Tivemos a chance de derrotar Hitler sozinhos em 1938, mas não o fizemos. Hitler conseguiu montar uma formidável máquina de guerra entre 1939 e 1940. Um ano antes, quando ele pressionou a Checoslováquia, se todas as potências ocidentais tivessem reagido, é provável que o Estado-Maior alemão destituísse Hitler. Se isso tivesse acontecido, a Alemanha certamente teria sido um país diferente. Mas não aconteceu. Hitler teve o tempo e os recursos suficientes para desenvolver seu poderio bélico a tal ponto que os aliados não o poderiam enfrentar sem a ajuda dos soviéticos. O resultado disso foi que brotou entre nós uma relação confusa com os soviéticos, de quem fomos, então, completamente dependentes. Dizia-se toda sorte de tolices sobre a nobreza do aliado soviético. As pessoas se esqueciam de que esse aliado fora o mesmo que cooperara com Hitler até bem pouco tempo antes e que tentou fazer a paz em separado com ele. Como funcionário do governo americano em Moscou, era meu dever alertar Washington sobre a realidade soviética e seus objetivos imediatos, daí a origem do chamado Longo Telegrama e, mais tarde, do artigo na revista Foreign Affairs assinado simplesmente com um X.

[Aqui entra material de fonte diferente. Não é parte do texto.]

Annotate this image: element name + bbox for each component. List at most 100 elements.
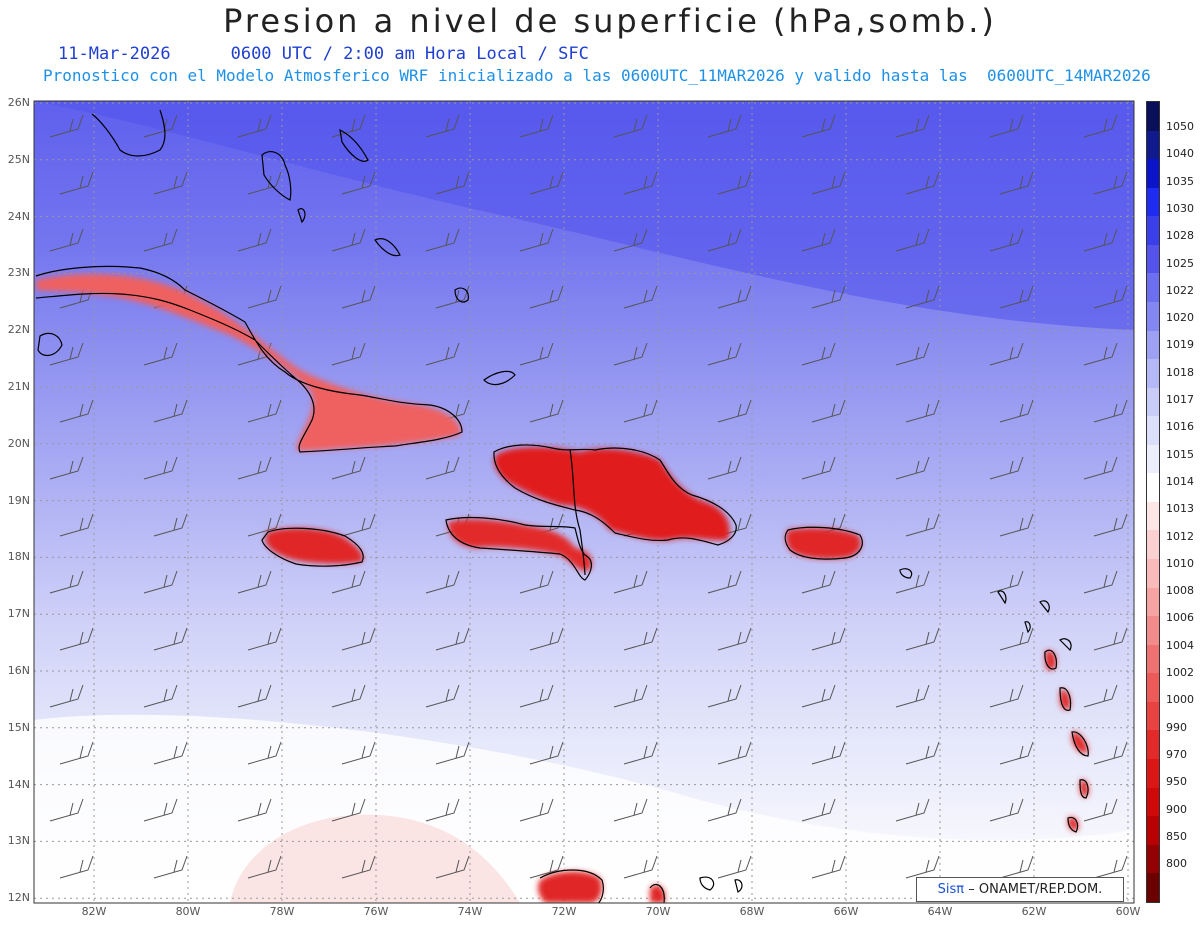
lon-label: 68W — [739, 905, 765, 918]
colorbar-segment — [1147, 844, 1159, 874]
wind-barb — [895, 342, 930, 366]
colorbar-label: 1014 — [1166, 474, 1194, 488]
wind-barb — [707, 456, 742, 480]
wind-barb — [1083, 570, 1118, 594]
wind-barb — [247, 399, 282, 423]
wind-barb — [237, 228, 272, 252]
colorbar-label: 1008 — [1166, 584, 1194, 598]
wind-barb — [613, 570, 648, 594]
wind-barb — [623, 285, 658, 309]
lat-label: 15N — [7, 720, 30, 734]
colorbar-segment — [1147, 330, 1159, 360]
wind-barb — [717, 399, 752, 423]
wind-barb — [999, 513, 1034, 537]
wind-barb — [623, 399, 658, 423]
low-pressure-area-south — [230, 814, 520, 903]
lat-label: 16N — [7, 664, 30, 677]
wind-barb — [905, 855, 940, 879]
wind-barb — [1093, 285, 1128, 309]
colorbar-label: 800 — [1166, 857, 1187, 871]
wind-barb — [519, 684, 554, 708]
lon-label: 82W — [81, 905, 107, 918]
colorbar-label: 1015 — [1166, 447, 1194, 461]
wind-barb — [1083, 342, 1118, 366]
wind-barb — [59, 627, 94, 651]
wind-barb — [49, 798, 84, 822]
wind-barb — [1083, 114, 1118, 138]
colorbar-label: 1002 — [1166, 666, 1194, 679]
colorbar-label: 1012 — [1166, 529, 1194, 543]
wind-barb — [435, 855, 470, 879]
lon-label: 60W — [1115, 905, 1141, 918]
lon-label: 80W — [175, 905, 201, 918]
wind-barb — [895, 798, 930, 822]
colorbar-segment — [1147, 273, 1159, 302]
colorbar-label: 1004 — [1166, 638, 1194, 652]
wind-barb — [143, 684, 178, 708]
colorbar-label: 1019 — [1166, 338, 1194, 352]
wind-barb — [247, 741, 282, 765]
wind-barb — [331, 570, 366, 594]
colorbar-segment — [1147, 758, 1159, 788]
wind-barb — [613, 798, 648, 822]
sis-label: Sisπ — [937, 882, 965, 897]
wind-barb — [341, 741, 376, 765]
lon-label: 72W — [551, 905, 577, 918]
colorbar-segment — [1147, 616, 1159, 645]
wind-barb — [59, 741, 94, 765]
wind-barb — [801, 456, 836, 480]
wind-barb — [331, 456, 366, 480]
colorbar-segment — [1147, 787, 1159, 817]
wind-barb — [529, 399, 564, 423]
colorbar-label: 1028 — [1166, 229, 1194, 243]
wind-barb — [59, 513, 94, 537]
wind-barb — [811, 399, 846, 423]
lon-label: 62W — [1021, 905, 1047, 918]
wind-barb — [623, 171, 658, 195]
wind-barb — [49, 684, 84, 708]
colorbar-label: 1006 — [1166, 611, 1194, 625]
wind-barb — [1093, 399, 1128, 423]
wind-barb — [989, 342, 1024, 366]
colorbar-label: 1022 — [1166, 283, 1194, 297]
wind-barb — [1083, 798, 1118, 822]
wind-barb — [801, 570, 836, 594]
colorbar-segment — [1147, 159, 1159, 188]
colorbar-segment — [1147, 530, 1159, 559]
wind-barb — [895, 114, 930, 138]
wind-barb — [905, 513, 940, 537]
wind-barb — [59, 855, 94, 879]
wind-barb — [989, 456, 1024, 480]
wind-barb — [905, 171, 940, 195]
wind-barb — [905, 399, 940, 423]
wind-barb — [153, 513, 188, 537]
wind-barb — [1083, 684, 1118, 708]
wind-barb — [143, 570, 178, 594]
wind-barb — [529, 855, 564, 879]
colorbar-segment — [1147, 444, 1159, 474]
wind-barb — [425, 456, 460, 480]
grid-lines — [34, 101, 1134, 903]
colorbar-segment — [1147, 102, 1159, 131]
wind-barb — [341, 285, 376, 309]
wind-barb — [811, 741, 846, 765]
wind-barb — [801, 114, 836, 138]
wind-barb — [717, 171, 752, 195]
wind-barb — [425, 570, 460, 594]
wind-barb — [331, 684, 366, 708]
wind-barb — [811, 855, 846, 879]
wind-barb — [1083, 456, 1118, 480]
colorbar-label: 1030 — [1166, 201, 1194, 215]
wind-barb — [999, 741, 1034, 765]
wind-barb — [895, 228, 930, 252]
colorbar-segment — [1147, 587, 1159, 617]
lon-label: 70W — [645, 905, 671, 918]
wind-barb — [989, 798, 1024, 822]
wind-barb — [341, 855, 376, 879]
wind-barb — [153, 171, 188, 195]
wind-barb — [989, 570, 1024, 594]
colorbar-label: 1018 — [1166, 365, 1194, 379]
wind-barb — [237, 114, 272, 138]
wind-barb — [341, 513, 376, 537]
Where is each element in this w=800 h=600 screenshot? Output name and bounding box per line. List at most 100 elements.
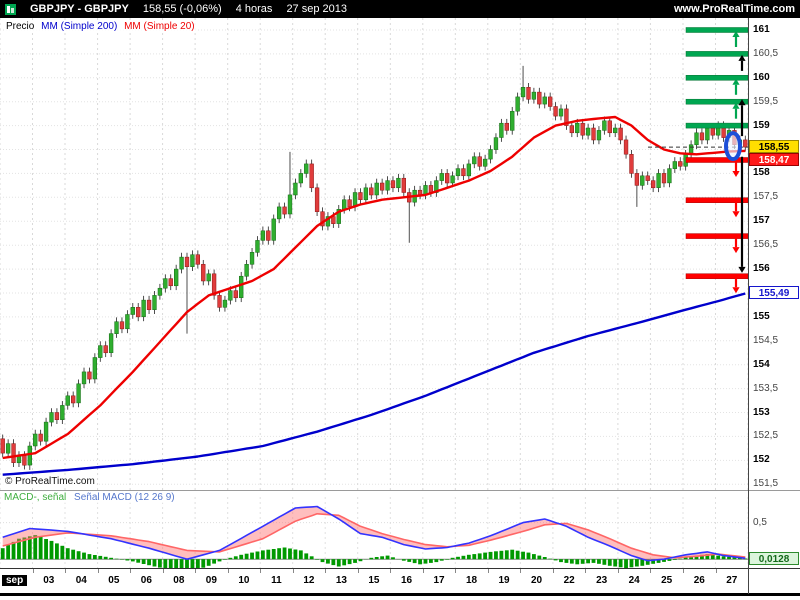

Escrevi dois documentos que são considerados influentes e altamente citados na história contemporânea dos Estados Unidos (o longo telegrama e o artigo X) e muitas vezes sou ouvido, mas nem sempre. Outras vezes, interpretaram mal meus pontos de vista. A tese de que deveríamos confrontar os russos sempre que fosse necessário transformou-se numa corrida às armas, na constatação equivocada de que, se não era possível cooperar com eles, a única saída seria fazer uma guerra contra eles. O medo de que os russos atacassem a Europa foi tremendamente exagerado. Suas tropas estavam exaustas ao final da II Guerra, o país estava destruído. Eles não estavam em posição de começar uma nova guerra.

Se eu escrevesse o Longo Telegrama hoje, eu diria que a Rússia vai ter um regime mais democrático, mas que não será uma cópia do sistema americano. Diria que em 1910 havia mais gente na Rússia capaz de entender o que é uma democracia do que atualmente. Que os danos ao país pelas guerras e pelo comunismo não foram infringidos em um dia e seus efeitos não vão ser removidos em um dia.

Ieltsin era boa pessoa. Pelo menos não era corrupto. Mas começou a entender que a maioria das pessoas em torno dele eram. Por mais estranho que pareça, o problema da Rússia derivava do fato de que a queda do comunismo foi muito rápida. Se tivesse sido gradual, provavelmente as poderosas empresas estatais soviéticas teriam tido tempo de aprender como se ganha dinheiro no capitalismo. Como não tiveram, antes que o fim chegasse, os burocratas trataram de salvar a pele e mandaram bilhões de dólares para o exterior. Foi uma pilhagem. Gorbachev tentou fazer a mudança de forma gradual, mas Ieltsin precipitou tudo. Para se livrar de Gorbachev, ele desmantelou a União Soviética por decreto.

* Por George Kennan, diplomata americano, cientista político, historiador, nascido em 1904 e falecido em 2005, foi uma figura importantissima na criação da guerra fria.